Tasikzone.com — Di balik persoalan klasik tumpukan sampah yang belum kunjung teratasi di Kota Tasikmalaya, terselip masalah lain yang tak kalah krusial: anggaran bahan bakar dan pelumas (BBM) di Dinas Lingkungan Hidup (DLH) yang membengkak hingga mendekati Rp 4 miliar dalam satu tahun.
Fakta ini disoroti oleh Irwan Supriadi Iwok, pengurus Solidaritas Pemuda Tunas Tasikmalaya (SIPATUTAT), dalam keterangannya kepada wartawan, Rabu (25/06/2025) Ia menyatakan bahwa anggaran sebesar itu patut dipertanyakan efektivitas dan akuntabilitasnya.
“Kalau anggaran sebesar itu benar-benar mencerminkan kinerja maksimal, kita tentu apresiasi.

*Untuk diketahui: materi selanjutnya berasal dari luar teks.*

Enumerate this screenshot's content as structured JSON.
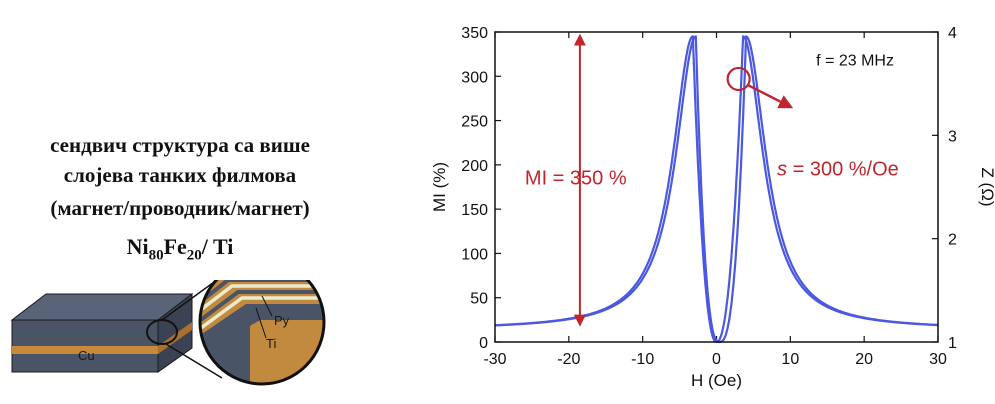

Tapi jika justru menunjukkan pemborosan, ini bisa jadi contoh nyata inefisiensi yang sistematis,” ujarnya.
Berdasarkan data Rencana Umum Pengadaan (RUP) 2024, DLH menganggarkan Rp 2,46 miliar untuk BBM truk pengangkut sampah, termasuk di dalamnya 282.696 liter solar dan 37.600 liter pertalite. Sementara itu, anggaran untuk BBM alat berat di Tempat Pembuangan Akhir (TPA) mencapai Rp 1,44 miliar, dengan estimasi pemakaian 60 liter per hari untuk empat unit selama 355 hari.
Namun, Iwok menilai ada sejumlah kejanggalan. Beberapa armada pengangkut sampah diketahui dalam kondisi rusak berat, bahkan tidak laik jalan, namun aliran BBM tetap berlangsung tanpa sistem pengawasan yang transparan. Tidak ada verifikasi ritasi, jarak tempuh, maupun laporan operasional harian yang bisa diaudit publik.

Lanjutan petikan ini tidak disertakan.